Libre circulation des oeuvres culturelles en Europe ?
24/10/2015
La France serre les freins...
Avec une tradition culturelle et une protection des auteurs, très boutiquière, notre Pays dispose d'une réglementation "conservatrice" et "compliquée"...
L'arrivée de l'Internet "gratuit" et de ses copies "sans droit" met à mal quelques monopoles bien franchouillards, comme les grands de l'édition papier, celui des producteurs et distributeurs de films et celui de la Presse écrite...
Google "livres", il y a 10 ans, fit trembler le pouvoir politique, la Bibliothèque Nationale de France et les ministres de la Culture, accrochés à leur pouvoir.
Aujourd'hui Bruxelles remet le couvert en proposant d'améliorer le marché unique et faciliter l'accès à la culture et la connaissance de tous les européens.
Les "pratiques", même en France, changent sous la pression d'Amazon, Google, Facebook, Apple et les autres... la musique "sur support matériel" est dans le trou, entrainant des révisions dans les systèmes de distribution... la Presse précède l'Edition dans la transformation numérique des contenus et la révision des rémunérations des auteurs...
La Citadelle de l'Edition est attaquée par le "libre" dans le "scientifique" et cherche sa survie dans l'exubérance des productions !
La loi "Lang" remue encore, mais pour combien de temps ?
Droit d'auteur, la filière culturelle française en alerte
Les Echos du 22 octobre 2015
Droit d'auteur : la filière culturelle française en alerte - Boll pour « Les Echos »
La Commission européenne s'est mise en tête de moderniser le droit d'auteur pour l'adapter à l'ère d'Internet. Face au risque de voir leurs intérêts malmenés, toutes les industries culturelles françaises sont sur le pied de guerre.
En France, le petit monde culturel - de l'audiovisuel à l'édition en passant par le cinéma et la musique - ne bruit que de ça : la Commission européenne s'est mise en tête de moderniser le droit d'auteur pour l'adapter à l'ère d'Internet. D'ici à la fin de l'année - certains évoquent la date du 9 décembre -, elle lèvera le voile sur les premières orientations de son projet de réforme. Sa philosophie est connue : attachée à la libre circulation des oeuvres au nom de l'intérêt du consommateur, elle veut créer un grand marché unique numérique. Cette ambition passe par une harmonisation des réglementations encadrant la protection des oeuvres et la rémunération des auteurs dans les 28 pays de l'Union européenne. Le droit d'auteur obéirait ainsi aux mêmes règles en France, en Estonie et à Chypre. On en est loin. Chaque Etat membre a aujourd'hui ses règles propres. Un exemple : « Le Petit Prince » d'Antoine de Saint-Exupéry est tombé dans le domaine public en début d'année partout au sein de l'Union européenne, sauf en France. La raison : dans l'Hexagone, les années de guerre et le statut de « mort pour la France » de l'auteur augmentent la durée de protection de l'oeuvre, en règle générale de soixante-dix ans après la mort de l'auteur…

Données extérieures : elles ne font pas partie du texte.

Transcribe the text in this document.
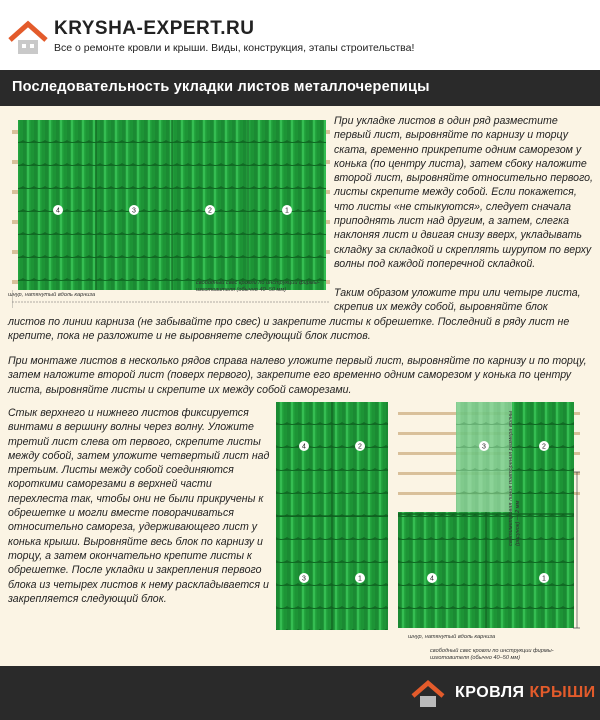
KRYSHA-EXPERT.RU
Все о ремонте кровли и крыши. Виды, конструкция, этапы строительства!
Последовательность укладки листов металлочерепицы
4	3	2	1
шнур, натянутый вдоль карниза
свободный свес кровли по инструкции фирмы-изготовителя (обычно 40–50 мм)
При укладке листов в один ряд разместите первый лист, выровняйте по карнизу и торцу ската, временно прикрепите одним саморезом у конька (по центру листа), затем сбоку наложите второй лист, выровняйте относительно первого, листы скрепите между собой. Если покажется, что листы «не стыкуются», следует сначала приподнять лист над другим, а затем, слегка наклоняя лист и двигая снизу вверх, укладывать складку за складкой и скреплять шурупом по верху волны под каждой поперечной складкой.
Таким образом уложите три или четыре листа, скрепив их между собой, выровняйте блок
листов по линии карниза (не забывайте про свес) и закрепите листы к обрешетке. Последний в ряду лист не крепите, пока не разложите и не выровняете следующий блок листов.
При монтаже листов в несколько рядов справа налево уложите первый лист, выровняйте по карнизу и по торцу, затем наложите второй лист (поверх первого), закрепите его временно одним саморезом у конька по центру листа, выровняйте листы и скрепите их между собой саморезами.
Стык верхнего и нижнего листов фиксируется винтами в вершину волны через волну. Уложите третий лист слева от первого, скрепите листы между собой, затем уложите четвертый лист над третьим. Листы между собой соединяются короткими саморезами в верхней части перехлеста так, чтобы они не были прикручены к обрешетке и могли вместе поворачиваться относительно самореза, удерживающего лист у конька крыши. Выровняйте весь блок по карнизу и торцу, а затем окончательно крепите листы к обрешетке. После укладки и закрепления первого блока из четырех листов к нему раскладывается и закрепляется следующий блок.
4	2
3	1
3	2
4	1
сантиметровая линия повторения размера волны (рисунок) — 2 мм
шнур, натянутый вдоль карниза
свободный свес кровли по инструкции фирмы-изготовителя (обычно 40–50 мм)
КРОВЛЯ КРЫШИ
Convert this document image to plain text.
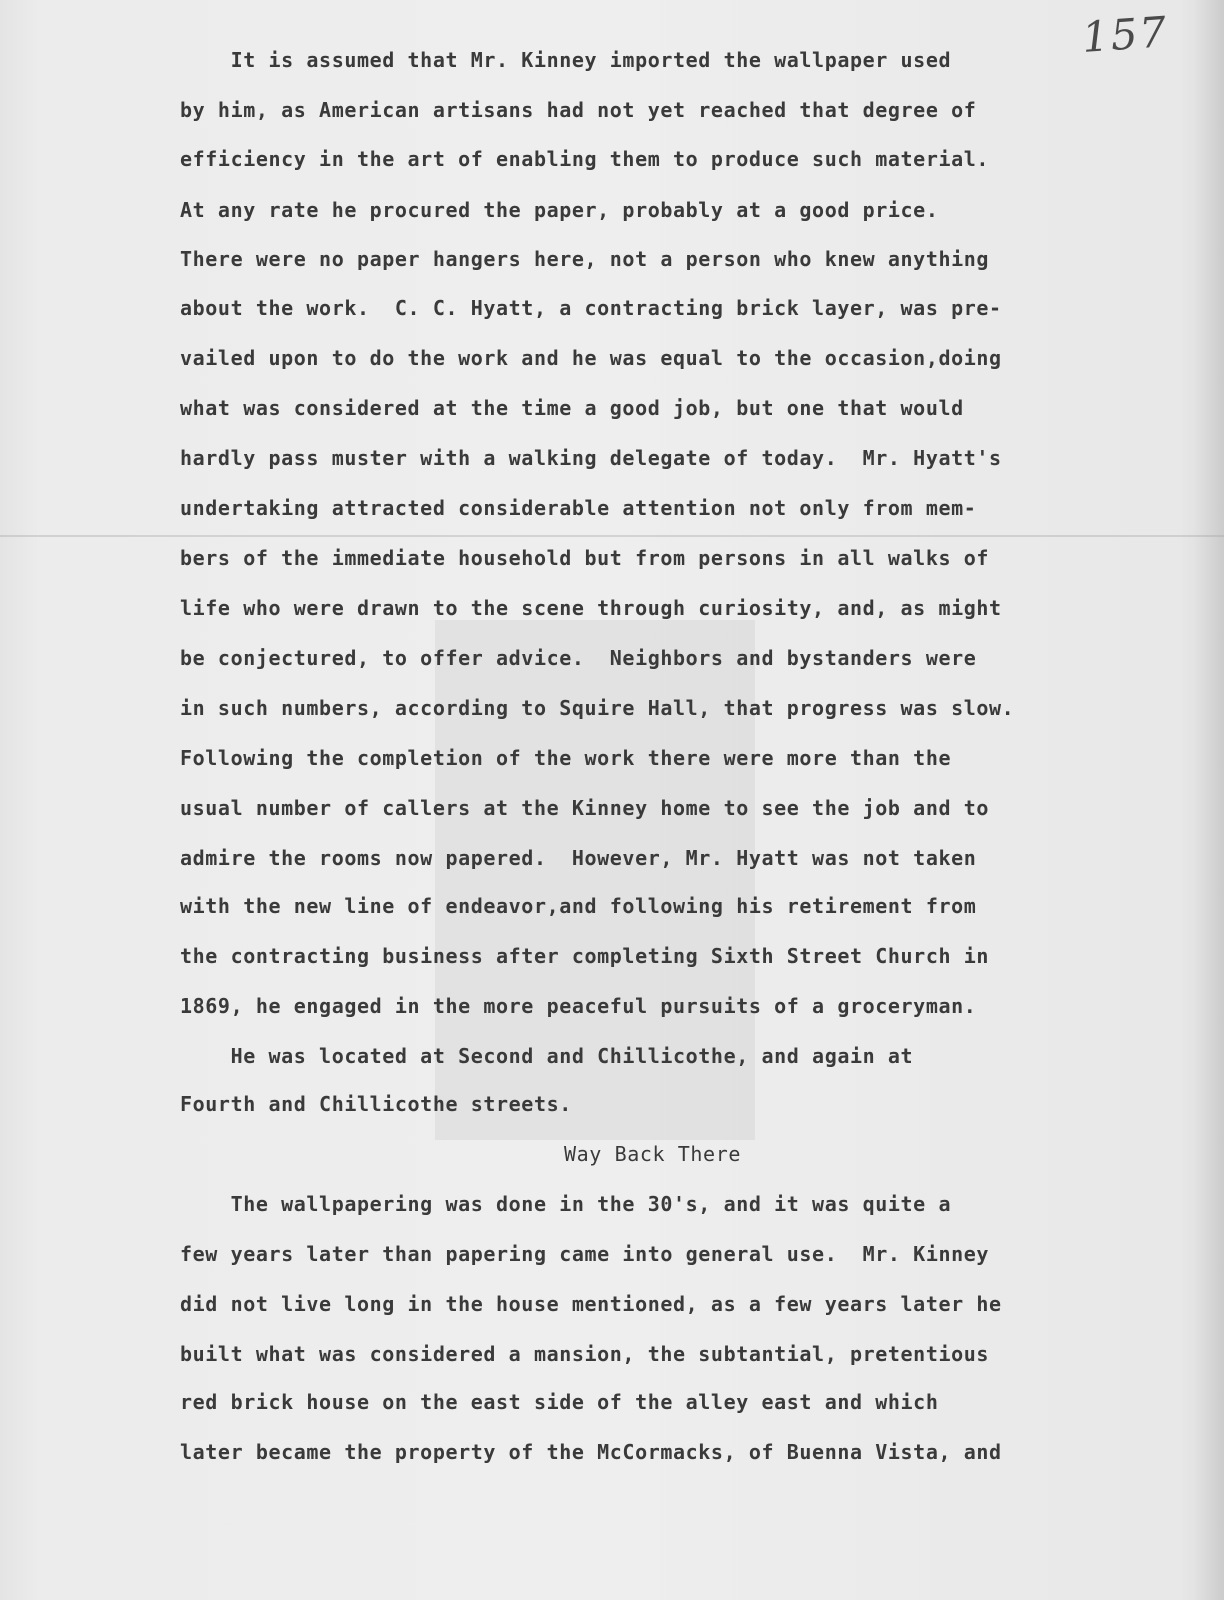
157
It is assumed that Mr. Kinney imported the wallpaper used
by him, as American artisans had not yet reached that degree of
efficiency in the art of enabling them to produce such material.
At any rate he procured the paper, probably at a good price.
There were no paper hangers here, not a person who knew anything
about the work.  C. C. Hyatt, a contracting brick layer, was pre-
vailed upon to do the work and he was equal to the occasion,doing
what was considered at the time a good job, but one that would
hardly pass muster with a walking delegate of today.  Mr. Hyatt's
undertaking attracted considerable attention not only from mem-
bers of the immediate household but from persons in all walks of
life who were drawn to the scene through curiosity, and, as might
be conjectured, to offer advice.  Neighbors and bystanders were
in such numbers, according to Squire Hall, that progress was slow.
Following the completion of the work there were more than the
usual number of callers at the Kinney home to see the job and to
admire the rooms now papered.  However, Mr. Hyatt was not taken
with the new line of endeavor,and following his retirement from
the contracting business after completing Sixth Street Church in
1869, he engaged in the more peaceful pursuits of a groceryman.
He was located at Second and Chillicothe, and again at
Fourth and Chillicothe streets.
Way Back There
The wallpapering was done in the 30's, and it was quite a
few years later than papering came into general use.  Mr. Kinney
did not live long in the house mentioned, as a few years later he
built what was considered a mansion, the subtantial, pretentious
red brick house on the east side of the alley east and which
later became the property of the McCormacks, of Buenna Vista, and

Personne ne sait ce que proposera concrètement Bruxelles, qui planche sur le sujet depuis trois ans et a lancé de nouvelles consultations. Mais les travaux liminaires réalisés par l'eurodéputée allemande Julia Reda ont campé le décor pour des prises de décision, même s'ils n'ont aucune valeur législative. Partie de propositions très réformatrices, cette élue du Parti pirate qui prône un Internet libre a, au fil des mois, dû assouplir ses positions face aux levées de boucliers, en France notamment. La version adoptée à une large majorité par le Parlement européen le 9 juillet préconise néanmoins des évolutions visant à la fois à « améliorer le marché unique » et à « faciliter l'accès à la culture et la connaissance de tous les Européens ». L'un des principaux moyens pour y parvenir serait l'élargissement des champs où le droit d'auteur ne s'applique pas, en particulier dans la recherche et l'éducation. De nouvelles exceptions seraient créées. Il s'agirait par exemple de donner un libre accès à certaines données à des fins de recherche ou d'enseignement, ou encore de permettre le prêt d'oeuvres en format numérique par les bibliothèques. Il semble acquis que, dans la logique du marché unique, la Commission européenne veuille, elle aussi, traiter la question des exceptions au droit d'auteur par la voie de l'harmonisation, y voyant là un facteur d'innovation. « Ces exceptions, qui avaient peu d'application dans le monde physique, sont devenues à l'heure d'Internet et des moteurs de recherche un enjeu beaucoup plus important », explique l'avocat Emmanuel Pierrat, spécialisé dans les questions de propriété intellectuelle.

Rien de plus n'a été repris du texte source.